While much of the nation is currently binge-watching the fifth season of The Crown (the series attracted 1.1 million viewers on launch day alone), there is one man who has never watched a single episode – and nor does he intend to.
That man is famed hairstylist Sam McKnight, contributing beauty editor at British Vogue, founder of hair care line Hair by Sam McKnight, and the talent who spent seven years working with Princess Diana as her personal hairstylist, until her untimely death in 1997. “She didn’t have a huge entourage but during the seven years I was with her, our trips abroad included visiting Mother Teresa in India and refugee camps on the Afghan border, which was really harrowing,” McKnight tells me over the phone. “I’d never experienced anything like that before.”
It was on these trips that McKnight created some of the Princess’s hairstyles that remain iconic to this day. Did he realise, at the time, that his work would be referenced for years to come? “Not at first, no, but a bit of time into working with her, yes,” he muses. “For example, we went to the Taj Mahal and there were only a few of us – they closed it for her – which was incredible, and those pictures of her outside it have become really iconic. You don’t think like that at the time, though. You’ve got a job to get done!”
The pair started working together after a Vogue shoot with the late fashion editor Anna Harvey and photographer Patrick Demarchelier in 1990. During the shoot, McKnight made Diana’s hair look short (“I faked it because we wanted to modernise her look, and take her away from the ’80s thing”), and the fresh effect prompted Diana to ask his opinion on what she should do with her hair. “I told her I’d cut it off, make it short and start again,” he says. “It was the era of Linda Evangelista’s crop and all of the supermodels. We were moving away from the big puffy sleeves and into a much more streamlined, power business woman. It took us a couple of years to get there with her, but we got there in the end.”
It took a while because Diana, like so many women before and since, retreated to her hair comfort zone. “I travelled a lot back then, and she would go and get a sneaky perm when I was away!” he laughs. “I’d come back to this perm that I’d have to blow out, which meant it quickly returned to the fluffy ’80s froufrou cut.” Said perm made it easier for Diana to do her own hair while carrying out engagements in the UK, but it wasn’t to last that much longer.

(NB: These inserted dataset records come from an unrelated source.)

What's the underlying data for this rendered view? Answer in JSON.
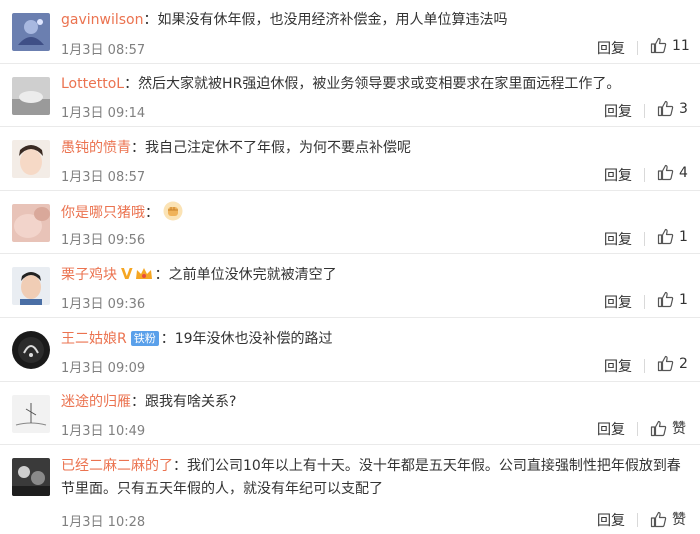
{
  "comments": [
    {
      "username": "gavinwilson",
      "content": "如果没有休年假，也没用经济补偿金，用人单位算违法吗",
      "time": "1月3日 08:57",
      "reply": "回复",
      "likes": "11"
    },
    {
      "username": "LottettoL",
      "content": "然后大家就被HR强迫休假，被业务领导要求或变相要求在家里面远程工作了。",
      "time": "1月3日 09:14",
      "reply": "回复",
      "likes": "3"
    },
    {
      "username": "愚钝的愤青",
      "content": "我自己注定休不了年假，为何不要点补偿呢",
      "time": "1月3日 08:57",
      "reply": "回复",
      "likes": "4"
    },
    {
      "username": "你是哪只猪哦",
      "content": "",
      "time": "1月3日 09:56",
      "reply": "回复",
      "likes": "1",
      "emoji": "fist-emoji"
    },
    {
      "username": "栗子鸡块",
      "content": "之前单位没休完就被清空了",
      "time": "1月3日 09:36",
      "reply": "回复",
      "likes": "1",
      "badge_v": "V"
    },
    {
      "username": "王二姑娘R",
      "content": "19年没休也没补偿的路过",
      "time": "1月3日 09:09",
      "reply": "回复",
      "likes": "2",
      "badge_fan": "铁粉"
    },
    {
      "username": "迷途的归雁",
      "content": "跟我有啥关系?",
      "time": "1月3日 10:49",
      "reply": "回复",
      "likes": "赞"
    },
    {
      "username": "已经二麻二麻的了",
      "content": "我们公司10年以上有十天。没十年都是五天年假。公司直接强制性把年假放到春节里面。只有五天年假的人，就没有年纪可以支配了",
      "time": "1月3日 10:28",
      "reply": "回复",
      "likes": "赞"
    }
  ],
  "colors": {
    "username": "#eb7350",
    "text": "#333333",
    "time": "#808080",
    "divider": "#eaeaea"
  }
}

Just like her wardrobe, it was an evolution: “Big changes created too much press attention – even if you changed her parting to the side, it would hit the press,” he says. “She was aware of that and didn’t want to distract from the charity work she was doing. It took me two years to wean her off the old-fashioned perms. I had to persuade her she didn’t really need them.”
Diana eventually ditched them at a time when her style became emblematic of a new phase in her life, post-divorce. Alongside “brightly-coloured Versace skirts and masculine suits”, she went to Daniel Galvin’s London salon to “get her colour softened and make the highlights creamier”. It helped her feel modern, chic and ready to take on the world. In fact, she even credited Sam with changing her life when he cut her hair – such is the power of a new look. “It wasn’t only her look that blossomed in the post-divorce period. She did, too,” he smiles.
Working in her private quarters in Kensington Palace, which weren’t “overly ostentatious, just a lovely, posh country girl’s abode – her haven”, the pair developed a bond that McKnight still cherishes today. As for the wigs worn by Elizabeth Debicki as the Princess in The Crown – what does he think? “From what I’ve seen, they’re probably better wigs than I’ve seen on any other previous depiction of Diana,” he says. “But it’s weird. I have a very unique take. Seeing anyone impersonate her always feels like a French & Saunders episode… I’m just waiting for Dawn French to come bursting through the white door, you know?”